GAZA, tutto maiuscole

di Michele Zanzucchi

- Fonte: Città Nuova

Michele Zanzucchi, autore di Città Nuova

Ci mancava la guerra con l’Iran per oscurare definitivamente l’abominio che si sta compiendo nella Striscia. Che lo si chiami genocidio o meno, siamo dinanzi a un chiaro fenomeno di disumanizzazione, perché le vite degli uni e degli altri non hanno più lo stesso valore

Palestinesi sfollati trasportano sacchi di farina lungo Rashid Street, nella parte occidentale di Jabalia, il 17 giugno 2025, dopo che i camion degli aiuti umanitari sono entrati nella Striscia di Gaza settentrionale attraverso il valico di Zikim, controllato da Israele, a nord-ovest di Gaza City. EPA/HAITHAM IMAD

Mentre la guerra in Iran continua senza sosta, mentre le dichiarazioni e gli atti bellici commessi dimostrano la morte cerebrale del diritto internazionale, il ritorno annunciato della legge della giungla, o dell’homo homini lupus, la totale assenza di sana reciprocità tra le parti (se non quella bellica), nella sconfitta cocente della diplomazia, dei diritti umani e delle basilari norme etiche del convivere civile, il sistema mediatico asseconda in massima parte quello politico nell’oscurare in modo assai appariscente i conflitti di Gaza, del Donbass e del Nord Khivu (non parliamo di quelli più piccoli), permettendo ai cosiddetti “forti”, in ogni caso arroganti e sprezzanti, di commettere le peggiori nefandezze belliche senza che la comunità internazionale sollevi un solo dito per mettere fine al massacro.

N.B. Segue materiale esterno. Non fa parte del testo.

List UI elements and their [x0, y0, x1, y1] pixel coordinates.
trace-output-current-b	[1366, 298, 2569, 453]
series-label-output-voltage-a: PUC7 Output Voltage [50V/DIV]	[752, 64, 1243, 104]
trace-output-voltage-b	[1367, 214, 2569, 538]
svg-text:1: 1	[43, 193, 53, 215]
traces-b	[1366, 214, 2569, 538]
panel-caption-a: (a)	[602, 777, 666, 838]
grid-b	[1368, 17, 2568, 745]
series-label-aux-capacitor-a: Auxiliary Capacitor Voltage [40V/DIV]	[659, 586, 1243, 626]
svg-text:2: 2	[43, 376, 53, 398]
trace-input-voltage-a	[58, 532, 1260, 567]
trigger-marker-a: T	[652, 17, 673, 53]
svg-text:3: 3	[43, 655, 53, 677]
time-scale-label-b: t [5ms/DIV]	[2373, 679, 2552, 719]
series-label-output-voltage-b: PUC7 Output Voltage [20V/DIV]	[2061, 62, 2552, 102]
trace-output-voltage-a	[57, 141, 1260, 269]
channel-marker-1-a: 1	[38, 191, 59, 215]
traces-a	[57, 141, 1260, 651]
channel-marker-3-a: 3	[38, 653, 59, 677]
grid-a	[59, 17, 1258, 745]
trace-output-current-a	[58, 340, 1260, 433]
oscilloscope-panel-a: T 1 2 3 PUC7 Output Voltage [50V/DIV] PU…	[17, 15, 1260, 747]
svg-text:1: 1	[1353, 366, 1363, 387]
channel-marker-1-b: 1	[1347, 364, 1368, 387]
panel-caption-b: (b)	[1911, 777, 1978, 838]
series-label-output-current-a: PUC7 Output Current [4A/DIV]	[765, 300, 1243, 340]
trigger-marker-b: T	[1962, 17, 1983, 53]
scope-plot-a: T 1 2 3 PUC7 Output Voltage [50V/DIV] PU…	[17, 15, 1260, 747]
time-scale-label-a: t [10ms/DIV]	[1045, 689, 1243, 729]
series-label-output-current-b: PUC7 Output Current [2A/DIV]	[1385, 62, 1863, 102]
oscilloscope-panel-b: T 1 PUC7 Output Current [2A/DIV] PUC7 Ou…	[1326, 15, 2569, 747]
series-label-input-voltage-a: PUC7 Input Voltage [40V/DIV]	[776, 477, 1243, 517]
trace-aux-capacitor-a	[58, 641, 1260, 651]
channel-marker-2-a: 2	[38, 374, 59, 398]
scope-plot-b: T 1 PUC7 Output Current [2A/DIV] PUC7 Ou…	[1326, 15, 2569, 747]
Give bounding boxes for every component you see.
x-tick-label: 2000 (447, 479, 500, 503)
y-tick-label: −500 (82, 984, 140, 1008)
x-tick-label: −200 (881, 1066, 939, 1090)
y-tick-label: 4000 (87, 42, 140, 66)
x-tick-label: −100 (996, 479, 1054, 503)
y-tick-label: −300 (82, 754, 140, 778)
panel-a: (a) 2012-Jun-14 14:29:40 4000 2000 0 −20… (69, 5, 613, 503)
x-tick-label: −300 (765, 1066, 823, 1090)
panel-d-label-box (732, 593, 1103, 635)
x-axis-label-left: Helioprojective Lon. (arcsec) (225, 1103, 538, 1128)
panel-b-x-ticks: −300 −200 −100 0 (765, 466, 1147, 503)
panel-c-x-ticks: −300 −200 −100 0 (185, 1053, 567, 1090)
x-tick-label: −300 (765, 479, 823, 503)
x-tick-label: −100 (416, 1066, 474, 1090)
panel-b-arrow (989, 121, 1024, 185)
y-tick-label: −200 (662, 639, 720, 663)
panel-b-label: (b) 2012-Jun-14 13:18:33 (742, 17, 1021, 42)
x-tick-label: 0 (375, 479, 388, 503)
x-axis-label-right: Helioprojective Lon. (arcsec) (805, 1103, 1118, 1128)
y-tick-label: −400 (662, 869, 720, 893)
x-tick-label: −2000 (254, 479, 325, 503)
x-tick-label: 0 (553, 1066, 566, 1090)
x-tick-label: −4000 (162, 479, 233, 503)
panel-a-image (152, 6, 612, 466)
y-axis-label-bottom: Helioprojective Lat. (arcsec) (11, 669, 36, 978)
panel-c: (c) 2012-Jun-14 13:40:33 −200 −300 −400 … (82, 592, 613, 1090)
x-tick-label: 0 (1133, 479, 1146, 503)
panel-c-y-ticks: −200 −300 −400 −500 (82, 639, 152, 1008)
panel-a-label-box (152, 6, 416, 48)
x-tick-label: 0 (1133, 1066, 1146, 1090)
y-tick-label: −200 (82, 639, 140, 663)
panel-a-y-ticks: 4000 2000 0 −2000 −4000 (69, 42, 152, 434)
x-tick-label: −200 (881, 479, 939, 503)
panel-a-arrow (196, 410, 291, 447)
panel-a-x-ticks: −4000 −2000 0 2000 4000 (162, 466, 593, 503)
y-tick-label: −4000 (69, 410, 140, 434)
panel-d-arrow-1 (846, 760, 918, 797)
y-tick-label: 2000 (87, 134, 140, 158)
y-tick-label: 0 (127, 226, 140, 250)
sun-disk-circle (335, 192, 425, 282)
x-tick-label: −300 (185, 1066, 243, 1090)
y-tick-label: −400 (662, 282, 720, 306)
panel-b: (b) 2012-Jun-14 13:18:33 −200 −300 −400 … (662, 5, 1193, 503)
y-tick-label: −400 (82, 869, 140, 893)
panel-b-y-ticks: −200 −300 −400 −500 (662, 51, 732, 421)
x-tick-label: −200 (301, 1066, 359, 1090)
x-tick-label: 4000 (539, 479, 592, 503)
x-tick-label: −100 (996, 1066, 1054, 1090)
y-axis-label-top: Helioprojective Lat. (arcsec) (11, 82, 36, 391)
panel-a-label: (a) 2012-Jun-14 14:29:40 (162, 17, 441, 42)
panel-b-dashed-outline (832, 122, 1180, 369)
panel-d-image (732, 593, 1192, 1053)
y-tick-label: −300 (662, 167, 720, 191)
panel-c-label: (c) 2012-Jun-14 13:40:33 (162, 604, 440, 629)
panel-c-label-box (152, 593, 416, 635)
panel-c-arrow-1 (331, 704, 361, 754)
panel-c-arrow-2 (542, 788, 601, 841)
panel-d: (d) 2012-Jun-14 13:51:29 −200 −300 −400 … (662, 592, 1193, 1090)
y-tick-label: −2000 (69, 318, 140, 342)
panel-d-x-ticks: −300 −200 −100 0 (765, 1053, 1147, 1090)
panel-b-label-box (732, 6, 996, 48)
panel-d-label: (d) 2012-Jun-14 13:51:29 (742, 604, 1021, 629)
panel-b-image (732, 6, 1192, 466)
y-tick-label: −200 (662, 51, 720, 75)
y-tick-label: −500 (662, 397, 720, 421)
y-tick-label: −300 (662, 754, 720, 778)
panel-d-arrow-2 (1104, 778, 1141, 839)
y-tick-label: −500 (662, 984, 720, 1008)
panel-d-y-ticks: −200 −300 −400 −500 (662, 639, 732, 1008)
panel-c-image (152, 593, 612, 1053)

Aprendo il sesto o settimo fronte della propria guerra contro tutti – oltre a Gaza, c’è da tenere a bada la rivolta negli altri Territori palestinesi, c’è la non ancora finita lotta con gli Hezbollah libanesi, la guerra dello Yemen che raggiunge coi suoi razzi Gerusalemme, e quello tutto interno con i palestinesi-israeliani che sono controllati in modo serrato −, col demonio che secondo la dottrina in voga a Tel Aviv (e a Washington) ispirerebbe solo i nemici e mai il proprio campo, il governo Netanyahu (abituiamoci non solo a distinguere ebrei da Israele, ma anche il governo attuale dallo Stato di Israele tout court) ha centrato anche l’obiettivo di distogliere l’attenzione della comunità internazionale dalla Striscia di Gaza e dalle malefatte che l’esercito israeliano (ormai conosciuto in tutto il mondo come IDF, come fosse una qualsiasi azienda) sta combattendo contro Hamas e i palestinesi tutti.

Un popolo senza diritti, senza poteri, e ormai senza pietà altrui (o pochissima, purtroppo). Dimenticati dall’umanità. La morte quotidiana di bambini e adulti a decine se non a centinaia, la fame che la popolazione della Striscia patisce da mesi, il terrore dei bombardamenti senza più alcun rifugio disponibile, le condizioni igieniche disgustose in periodi di caldo insopportabile… Gaza è ormai il luogo al mondo più simile all’inferno, un lager che Israele, e non pochi dei suoi alleati, vorrebbe svuotare dal suo milione e mezzo di abitanti, che peraltro nessuno vuole, nemmeno tra i Paesi arabi.

Che cosa fa Trump? Una sola sua linea politica è almeno oggi chiara, dopo 6 mesi di presidenza: Make America Great Again, cioè facciamo di nuovo grande l’America, uno slogan sbagliato non solo semanticamente − perché non si può ridurre l’America agli Stati Uniti (i sudamericani e i canadesi sono molto sensibili a questo dettaglio) −, ma anche storicamente − perché quell’aggettivo “grande” nella storia del Nuovo Mondo non vuol dire solo “forte” oppure “potente”, ma soprattutto “buona” e “amata”, come regno della libertà e dei diritti: gli Stati Uniti hanno sempre associato la loro grandezza alla loro generosità −.

Ora, tra dazi, bombe, inganni, menzogne, spacconeria… gli Usa sembrano un Paese allo sbando morale, alla faccia della difesa ad oltranza della “vita”, ma solo all’inizio (aborto) e alla fine (eutanasia), in mezzo facciamo a meno di ogni norma etica. Nel mondo intero, tranne che parzialmente in Europa e negli Stati Uniti, in quello che viene definito “ambito occidentale” Usa è sinonimo sempre più di nemico. Basta fare un giretto in India o in Cina, o ancora nell’RDC, per rendersene conto. Un gran peccato, e una fonte di destabilizzazione per l’intero pianeta.

In tutto ciò, non possiamo dimenticare GAZA (tutto maiuscole, per favore), coscienza sporca di mezzo mondo, in primis di Netanyahu, come ormai dicono anche tanti, ma proprio tanti ebrei nel mondo intero. C’è da chiedersi che cosa avrebbero scritto della guerra di Gaza grandi, grandissimi ebrei come Emmanuel Lévinas (quello che aveva cantato il “volto dell’altro”), o come Martin Buber (il geniale pensatore del rapporto tra “io e te”): come giustificherebbero la diversità del valore della vita di un israeliano o di un palestinese della Striscia? Si schiererebbero dalla parte degli inermi, sempre e comunque.